FACULTY
Researchers

Shai Shen-Orr, PhD, Professor

The immune system is a sensory system, a sixth sense, whose role it is to sense the environment (external or internal) and respond to changes in that environment. Immunity is based on a diffuse system of interacting cells whose net output is greater than the sum of its parts and whose complexity is encoded by over a quarter of our genome.
Charting the immune Landscape
How the immune system varies over time as a function of the environment, particularly with a focus on aging. Our immune system changes a lot, due to all kinds of influences. It starts off being affected predominantly by the genes we inherited. As we get older, our life experiences play a greater and greater role in shaping our immune system. These are all factors and experiences unique to us as individuals. We aim to identify and map the possible immune states and the ‘rules of the game’ for how the environmental drivers and molecular mechanisms that transition between states. Our prime focus in this regard is to understand how the healthy immune system changes over life (immune-aging), how these changes in state affect immune response and how they interact with disease.
Forwarding Immune Based Precision Medicine
From identifying immune diagnostics and therapeutic directions to understanding the logistical and cost structure needed to transform healthcare.
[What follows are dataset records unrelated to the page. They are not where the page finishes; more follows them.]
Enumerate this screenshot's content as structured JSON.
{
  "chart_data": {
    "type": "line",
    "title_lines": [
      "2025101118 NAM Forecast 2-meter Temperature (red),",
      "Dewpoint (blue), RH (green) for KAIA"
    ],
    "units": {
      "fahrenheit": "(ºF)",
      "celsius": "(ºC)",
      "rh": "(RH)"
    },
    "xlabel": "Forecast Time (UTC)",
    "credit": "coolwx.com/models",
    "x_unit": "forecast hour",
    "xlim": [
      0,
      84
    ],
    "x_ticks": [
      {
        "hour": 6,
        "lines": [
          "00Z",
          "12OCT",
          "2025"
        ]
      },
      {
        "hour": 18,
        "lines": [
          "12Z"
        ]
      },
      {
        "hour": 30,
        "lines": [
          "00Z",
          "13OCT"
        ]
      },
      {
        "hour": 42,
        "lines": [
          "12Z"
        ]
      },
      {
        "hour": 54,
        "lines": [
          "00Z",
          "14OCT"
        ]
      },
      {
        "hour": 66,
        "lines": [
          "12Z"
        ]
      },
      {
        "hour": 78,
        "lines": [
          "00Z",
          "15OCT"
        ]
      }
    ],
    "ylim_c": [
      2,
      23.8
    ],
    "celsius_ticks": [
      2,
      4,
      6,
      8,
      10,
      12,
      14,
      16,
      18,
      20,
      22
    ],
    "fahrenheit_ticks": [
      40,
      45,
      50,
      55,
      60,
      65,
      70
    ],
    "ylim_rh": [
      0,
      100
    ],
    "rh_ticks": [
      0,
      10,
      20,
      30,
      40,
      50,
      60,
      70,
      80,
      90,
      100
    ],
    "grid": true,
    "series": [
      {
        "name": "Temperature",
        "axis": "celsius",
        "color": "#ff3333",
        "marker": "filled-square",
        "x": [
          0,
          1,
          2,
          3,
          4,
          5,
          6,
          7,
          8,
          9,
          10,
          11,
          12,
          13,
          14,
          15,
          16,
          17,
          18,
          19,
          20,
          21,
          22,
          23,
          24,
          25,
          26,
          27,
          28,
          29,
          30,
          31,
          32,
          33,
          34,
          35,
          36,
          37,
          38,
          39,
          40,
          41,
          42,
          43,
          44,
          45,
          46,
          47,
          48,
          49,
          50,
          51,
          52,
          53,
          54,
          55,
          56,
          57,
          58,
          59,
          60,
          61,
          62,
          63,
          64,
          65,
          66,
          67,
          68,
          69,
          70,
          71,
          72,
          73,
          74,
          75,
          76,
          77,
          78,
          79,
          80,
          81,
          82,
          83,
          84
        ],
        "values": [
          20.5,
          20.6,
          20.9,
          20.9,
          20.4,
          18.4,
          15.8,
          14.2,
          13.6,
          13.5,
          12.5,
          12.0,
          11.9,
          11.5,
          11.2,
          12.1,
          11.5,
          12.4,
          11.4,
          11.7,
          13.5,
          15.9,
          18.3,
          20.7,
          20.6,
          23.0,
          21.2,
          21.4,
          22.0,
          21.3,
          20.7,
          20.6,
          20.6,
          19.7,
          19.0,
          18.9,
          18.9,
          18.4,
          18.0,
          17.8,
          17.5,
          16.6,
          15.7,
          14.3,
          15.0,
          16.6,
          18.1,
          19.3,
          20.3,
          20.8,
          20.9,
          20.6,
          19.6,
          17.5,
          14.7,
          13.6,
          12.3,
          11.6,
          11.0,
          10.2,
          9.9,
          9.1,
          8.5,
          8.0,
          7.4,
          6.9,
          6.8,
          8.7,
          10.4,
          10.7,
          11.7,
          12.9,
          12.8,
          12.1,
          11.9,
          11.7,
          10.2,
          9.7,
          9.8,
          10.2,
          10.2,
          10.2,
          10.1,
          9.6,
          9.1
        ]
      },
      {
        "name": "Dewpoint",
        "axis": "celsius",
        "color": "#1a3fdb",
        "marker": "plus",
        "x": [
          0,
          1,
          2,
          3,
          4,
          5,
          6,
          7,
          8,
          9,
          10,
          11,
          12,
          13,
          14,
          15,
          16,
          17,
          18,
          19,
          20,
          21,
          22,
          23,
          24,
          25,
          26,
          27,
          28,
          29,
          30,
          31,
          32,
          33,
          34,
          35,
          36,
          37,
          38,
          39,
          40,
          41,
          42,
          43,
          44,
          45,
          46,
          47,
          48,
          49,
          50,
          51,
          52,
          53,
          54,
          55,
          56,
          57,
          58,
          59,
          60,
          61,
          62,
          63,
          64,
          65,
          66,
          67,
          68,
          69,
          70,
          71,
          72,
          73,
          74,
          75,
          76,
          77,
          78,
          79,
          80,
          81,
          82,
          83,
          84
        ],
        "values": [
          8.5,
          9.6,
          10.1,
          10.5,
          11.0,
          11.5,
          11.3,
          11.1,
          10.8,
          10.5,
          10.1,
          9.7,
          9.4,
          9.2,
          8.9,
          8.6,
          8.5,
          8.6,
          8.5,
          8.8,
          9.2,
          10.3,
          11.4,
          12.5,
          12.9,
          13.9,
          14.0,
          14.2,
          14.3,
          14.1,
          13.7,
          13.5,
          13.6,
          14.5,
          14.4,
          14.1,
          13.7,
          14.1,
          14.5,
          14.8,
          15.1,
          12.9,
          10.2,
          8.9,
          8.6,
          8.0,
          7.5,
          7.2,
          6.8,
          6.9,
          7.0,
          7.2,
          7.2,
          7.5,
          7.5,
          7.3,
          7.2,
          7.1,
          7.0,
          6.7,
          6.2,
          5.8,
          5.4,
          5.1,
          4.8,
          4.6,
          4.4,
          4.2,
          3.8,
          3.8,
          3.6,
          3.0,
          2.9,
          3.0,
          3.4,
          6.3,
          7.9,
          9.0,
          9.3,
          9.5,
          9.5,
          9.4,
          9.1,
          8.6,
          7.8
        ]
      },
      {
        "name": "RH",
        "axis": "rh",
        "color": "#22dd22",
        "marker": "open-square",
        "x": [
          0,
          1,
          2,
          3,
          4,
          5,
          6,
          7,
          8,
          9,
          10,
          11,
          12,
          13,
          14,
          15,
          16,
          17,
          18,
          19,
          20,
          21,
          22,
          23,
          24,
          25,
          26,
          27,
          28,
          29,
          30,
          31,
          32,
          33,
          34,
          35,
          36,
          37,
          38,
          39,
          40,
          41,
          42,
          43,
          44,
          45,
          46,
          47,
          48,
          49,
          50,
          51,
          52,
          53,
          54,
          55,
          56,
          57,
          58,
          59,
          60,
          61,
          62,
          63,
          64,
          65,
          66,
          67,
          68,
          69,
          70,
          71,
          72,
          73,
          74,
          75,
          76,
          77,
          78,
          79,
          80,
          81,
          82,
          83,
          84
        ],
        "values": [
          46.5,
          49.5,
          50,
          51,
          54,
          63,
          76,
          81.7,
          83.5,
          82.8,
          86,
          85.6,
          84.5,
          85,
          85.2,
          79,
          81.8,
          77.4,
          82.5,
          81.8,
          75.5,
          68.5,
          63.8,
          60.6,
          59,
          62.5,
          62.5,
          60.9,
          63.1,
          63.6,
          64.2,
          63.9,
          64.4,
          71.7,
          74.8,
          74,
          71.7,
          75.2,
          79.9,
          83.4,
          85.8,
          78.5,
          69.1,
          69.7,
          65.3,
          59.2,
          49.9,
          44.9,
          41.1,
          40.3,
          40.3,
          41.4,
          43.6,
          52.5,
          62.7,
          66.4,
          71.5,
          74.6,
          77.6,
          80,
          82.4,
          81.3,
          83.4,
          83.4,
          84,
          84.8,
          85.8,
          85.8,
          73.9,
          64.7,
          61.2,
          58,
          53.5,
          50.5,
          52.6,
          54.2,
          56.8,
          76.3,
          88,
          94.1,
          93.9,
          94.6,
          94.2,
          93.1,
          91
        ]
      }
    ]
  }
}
We can now broadly measure multiple data types on each human blood sample: its immune cell composition; the communication of these cells with one another, and functional tests telling us how a person’s immune cells respond to cytokine messages. These technologies give us tremendous power, making it possible to see how everybody’s immune system is a little different and how small differences in biological cell-circuitry ultimately yield clinical differences in outcome. This allows us to develop diagnostics that capture the present status of your disease risk and defenses based not only on your genetics but also on your life history. We focus on developing a clinically relevant metric of immune-aging (IMMAGE) and in understanding the relation of tissue cellular circuitry on clinical responses.
Bridging Data-Insight Gap
Developing next generation analytical methodologies for grappling with the high complexity of biological and clinical data. We can now generate extremely rich molecular and phenotypic data (i.e. big/deep data) but we can interpret and understand only a few percent of it. Data growth is exponential whereas insight growth grows linear at best. In short, there is a Data revolution, but we are not getting the bang for the buck from the data generated. We develop computational methods aimed at a non-linear increase in insight by tackling fundamental problems in data interpretation. In recent years our focus here has been on enabling the quantitative study of biological process dynamics, especially in the context of inter-cellular communication networks and in tackling the large translational gap that exists between humans and the models used to study humans.